Four quick features added to the engine this week:
1. Layer Sort Types
There are now two ways to configure the rendering algorithm for a given layer. The first method, 'batch mode', is what I've been using all along. If you're familiar with graphics programming, you've probably employed this technique many times: minimizing the number of render state switches (and texture switches) can drastically improve performance. So, quads that are similar are grouped together and drawn as batches.
2D games often don't use depth buffers (or if they do, it usually means a sacrifice with respect to partially transparent pixels)--instead, they use the 'painters algorithm', which just means drawing things front-to-back. But batching things together can lead to undesired results. Check it out:
The player is rendered incorrectly
In this case, as it happens, the blobs are all from the same texture, so they're batched together as a single call. Then the player is drawn. But that looks wrong, since the blobs right below the player should be rendered after the player.
In fact, what we really want to do here is sort every texture to be drawn by its lowest Y-coordinate (bottom) and then draw from the top down. So, the blobs 'above' the player (i.e. on the top half of the screen) are drawn, then the player, then the blobs 'below' the player.
Here's what that looks like:
Much better.
The question is, how can optimal batching and this drawing algorithm be achieved? The first picture is done in 2 batches, the second picture in 3 batches. And the answer is that I don't know and I don't really care right now--the majority of the sprites in the game aren't going to need this slightly slower rendering process, just ones on the layer I've dubbed 'action layer' (where the player, enemies, and a few other things lie on). The majority of entities will still live on 'batched' layers--particles, floors, walls, weather effects, font characters, etc.

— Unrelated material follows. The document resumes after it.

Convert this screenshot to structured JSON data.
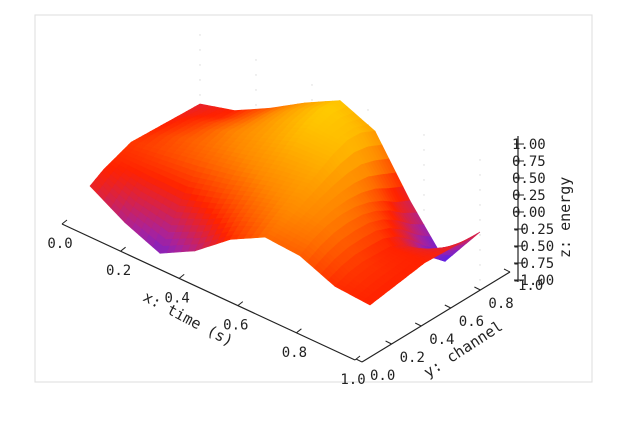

2. Advanced Model Configuration
I had some pre-defined model 'shapes' built into the engine, but that wasn't really the best design. This older blog post (namely, the video linked in it) shows how I would go about adding a new shape. But as soon as I realized I needed a special shape for the 'blob' enemy (and surely many, many more as I added more enemies), it was time to move model declarations out of the engine and into the implementation assembly. That is, every game using the engine can define their own collision shapes dynamically--and use them in the editor!
Here is a picture that shows the blob model outline with a series of particles that stop when they 'leave' the blob:
The white particles stop when they reach the blob's collision model edge
This may seem minor, but I want to focus on having a really tight gameplay experience, and having complete control over collision models is necessary for that.
3. Screen Shake
Well, this one's simple enough. I added support for screen shaking (which is really just rapidly moving the camera). Here's a clip.
Big blobs landing shake the screen
For testing purposes I coded it so that when a blob lands it shakes the screen at a certain strength for a certain duration, but it's a one-liner in code now so I'll be able to quickly add it wherever appropriate.
4. Font Kerning
I fixed my font renderer so that it uses kerning data to properly display characters.
Proper letter spacing, yay
Compare this with this old screenshot, which has horribly messed up spacing:
So, that's all for this week. Sorry, no development video this week, just the little screen shake thing.